胎児の五感。胎児の目にうつる子宮のなかは、いつも真っ暗というのではない。赤くなることもある。長波長の赤い光の10%は子宮に届いている。胎児は音も聴いている。胎児は、内耳にとどく低周波の音を聴いて子宮の内外に広がる世界について理解を深めている。
胎児はママの声だけは一日中聞いていても、決して飽きない。妊婦が話しはじめると、お腹の子の動きが鈍くなり、心拍数が下がる。
胎児は音楽が好き。なかでもリズムが一番好きのようだ。胎児は、妊娠最後の2、3週間に母体の内外の環境から自発的に学習し、話し、言葉や音楽のリズムなどの基本を獲得している。
胎児はママの食べたもののにおいを嗅いでいるだけでなく、生まれたあとも覚えていて、好んで食べるようになることが多い。
子宮のなかで学んだ感覚を頼りに、視覚、聴覚、嗅覚、触覚、味覚とフルに稼動させて赤ちゃんはママのおっぱいに到達する。子宮のなかで、いつでも、どこからでもなく聞こえていた声が、いまはママの口から出て、赤ちゃんに届いている。聞き慣れたママの声。この世にみちている奇妙な音のなかから、その安心できる声をたどっていけば、ママのおっぱいにたどり着くことができる。
新生児は、ただ顔を認識できるだけでなく、記憶することもできる。赤ちゃんは、生まれて4時間後には、すでにママの顔とほかの女の人の顔を区別できるようになる。
新生児をママのおっぱいに引き寄せるような役目をするのは、なんと羊水のにおいである。ママの乳首は、羊水そっくりの科学物質を分泌するのだ。慣れ親しんだ羊水のにおいと味に触れて、心を落ち着ける。

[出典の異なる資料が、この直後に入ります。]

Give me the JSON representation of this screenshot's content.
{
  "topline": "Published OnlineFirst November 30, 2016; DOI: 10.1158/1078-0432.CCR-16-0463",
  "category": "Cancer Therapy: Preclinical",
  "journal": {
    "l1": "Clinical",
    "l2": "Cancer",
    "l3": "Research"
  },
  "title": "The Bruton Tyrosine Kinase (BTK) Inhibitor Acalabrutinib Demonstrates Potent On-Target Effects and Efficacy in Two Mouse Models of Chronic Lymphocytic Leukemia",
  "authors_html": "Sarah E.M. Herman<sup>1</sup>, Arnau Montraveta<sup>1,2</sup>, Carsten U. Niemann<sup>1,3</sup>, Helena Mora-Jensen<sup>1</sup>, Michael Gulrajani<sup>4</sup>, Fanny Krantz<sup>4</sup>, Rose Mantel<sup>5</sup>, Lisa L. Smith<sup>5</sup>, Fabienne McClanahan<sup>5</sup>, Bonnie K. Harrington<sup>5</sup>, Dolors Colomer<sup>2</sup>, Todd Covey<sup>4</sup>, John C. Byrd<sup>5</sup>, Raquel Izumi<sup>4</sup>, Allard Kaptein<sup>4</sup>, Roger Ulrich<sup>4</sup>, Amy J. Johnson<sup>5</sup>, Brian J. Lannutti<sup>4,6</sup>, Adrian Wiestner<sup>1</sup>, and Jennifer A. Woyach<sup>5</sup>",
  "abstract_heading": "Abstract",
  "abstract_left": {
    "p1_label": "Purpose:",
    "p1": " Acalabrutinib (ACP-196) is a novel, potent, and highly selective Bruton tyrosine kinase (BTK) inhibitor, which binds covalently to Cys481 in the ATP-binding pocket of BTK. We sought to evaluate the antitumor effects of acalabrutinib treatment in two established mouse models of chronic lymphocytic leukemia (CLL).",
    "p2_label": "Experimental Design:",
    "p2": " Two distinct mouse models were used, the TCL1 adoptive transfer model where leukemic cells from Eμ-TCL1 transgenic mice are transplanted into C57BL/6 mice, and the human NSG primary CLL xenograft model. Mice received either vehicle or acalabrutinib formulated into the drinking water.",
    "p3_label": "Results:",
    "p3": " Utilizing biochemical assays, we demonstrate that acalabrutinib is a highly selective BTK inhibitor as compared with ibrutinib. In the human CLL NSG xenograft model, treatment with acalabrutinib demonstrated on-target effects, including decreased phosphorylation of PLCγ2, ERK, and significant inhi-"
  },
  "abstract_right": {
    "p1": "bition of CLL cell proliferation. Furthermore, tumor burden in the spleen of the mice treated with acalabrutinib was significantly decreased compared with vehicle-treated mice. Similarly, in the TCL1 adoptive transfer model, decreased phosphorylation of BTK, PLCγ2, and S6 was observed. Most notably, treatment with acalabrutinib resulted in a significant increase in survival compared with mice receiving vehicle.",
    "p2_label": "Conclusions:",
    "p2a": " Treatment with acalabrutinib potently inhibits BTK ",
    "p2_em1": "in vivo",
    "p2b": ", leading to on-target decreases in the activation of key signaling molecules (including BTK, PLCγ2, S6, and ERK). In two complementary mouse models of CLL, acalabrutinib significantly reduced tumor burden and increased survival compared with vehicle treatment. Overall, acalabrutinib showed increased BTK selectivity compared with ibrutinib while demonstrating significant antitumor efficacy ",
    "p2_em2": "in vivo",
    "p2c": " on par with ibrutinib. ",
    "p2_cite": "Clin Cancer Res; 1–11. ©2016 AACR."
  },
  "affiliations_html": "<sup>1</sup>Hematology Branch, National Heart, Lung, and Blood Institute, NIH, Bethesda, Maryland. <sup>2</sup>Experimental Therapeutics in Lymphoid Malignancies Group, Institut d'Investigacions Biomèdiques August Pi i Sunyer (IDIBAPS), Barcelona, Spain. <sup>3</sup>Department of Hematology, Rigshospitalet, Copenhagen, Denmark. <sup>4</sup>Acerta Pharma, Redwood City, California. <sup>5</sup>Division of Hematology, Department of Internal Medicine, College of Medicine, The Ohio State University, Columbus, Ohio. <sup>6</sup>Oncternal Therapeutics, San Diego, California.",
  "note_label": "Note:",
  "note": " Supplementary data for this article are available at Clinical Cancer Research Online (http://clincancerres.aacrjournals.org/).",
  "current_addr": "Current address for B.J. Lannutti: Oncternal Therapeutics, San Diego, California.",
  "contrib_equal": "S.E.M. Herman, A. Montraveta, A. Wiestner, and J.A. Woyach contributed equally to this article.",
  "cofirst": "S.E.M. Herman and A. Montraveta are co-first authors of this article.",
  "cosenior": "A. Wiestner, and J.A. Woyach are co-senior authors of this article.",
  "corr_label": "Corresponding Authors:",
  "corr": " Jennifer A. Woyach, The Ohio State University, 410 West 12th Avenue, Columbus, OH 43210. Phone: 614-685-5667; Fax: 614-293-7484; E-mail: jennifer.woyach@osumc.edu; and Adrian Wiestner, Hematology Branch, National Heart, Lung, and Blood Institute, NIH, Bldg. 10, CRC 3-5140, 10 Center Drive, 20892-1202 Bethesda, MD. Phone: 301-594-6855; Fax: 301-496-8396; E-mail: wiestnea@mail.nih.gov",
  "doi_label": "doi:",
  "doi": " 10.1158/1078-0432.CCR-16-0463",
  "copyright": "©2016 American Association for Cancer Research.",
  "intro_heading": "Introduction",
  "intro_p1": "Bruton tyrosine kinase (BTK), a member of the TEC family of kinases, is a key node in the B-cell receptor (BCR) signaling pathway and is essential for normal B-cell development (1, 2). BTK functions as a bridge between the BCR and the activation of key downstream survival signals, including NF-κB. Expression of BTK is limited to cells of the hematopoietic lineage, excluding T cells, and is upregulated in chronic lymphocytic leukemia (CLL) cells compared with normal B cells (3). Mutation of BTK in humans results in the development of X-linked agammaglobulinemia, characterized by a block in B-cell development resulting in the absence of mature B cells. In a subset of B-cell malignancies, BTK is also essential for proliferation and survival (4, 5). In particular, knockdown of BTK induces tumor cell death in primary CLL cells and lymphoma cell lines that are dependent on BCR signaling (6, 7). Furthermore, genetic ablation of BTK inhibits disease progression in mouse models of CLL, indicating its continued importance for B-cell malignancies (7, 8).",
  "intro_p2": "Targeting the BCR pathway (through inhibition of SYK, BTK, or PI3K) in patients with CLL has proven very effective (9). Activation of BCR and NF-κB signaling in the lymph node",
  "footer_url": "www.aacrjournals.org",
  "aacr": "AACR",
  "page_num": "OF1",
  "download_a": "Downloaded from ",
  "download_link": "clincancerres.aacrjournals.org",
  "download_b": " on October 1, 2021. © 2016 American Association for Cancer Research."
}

赤ちゃんに食べ物だけを与えても、人との触れあいが欠けると、発育障害が発生する。体重が増えず、身体的・情緒的発達に深刻な遅れが生じる。ネグレクト(育児放棄)や虐待の犠牲になった赤ちゃんには発育障害が発現する。
赤ちゃんには、本当の父親が誰なのかを巧に隠す技がある。赤ちゃんは、とくに誰にも似ていない状態で生まれてくるのは、理にかなっている。一般的に言えば、男性が自分の遺伝子を残すことに成功してきたのは、赤ちゃんが特に誰にも似ていないおかげなのである。
うへーっ、これってあり、ですかね・・・・。腰が抜けそうなほど、驚きました。まさしく人間の神秘ですね。たしかに、生まれたばかりの赤ちゃんって、しわだらけですよね。すぐにふっくらして可愛い顔になりますが・・・・。もっとも、私の子どもは私によく似ているとみんなから言われて安心しています。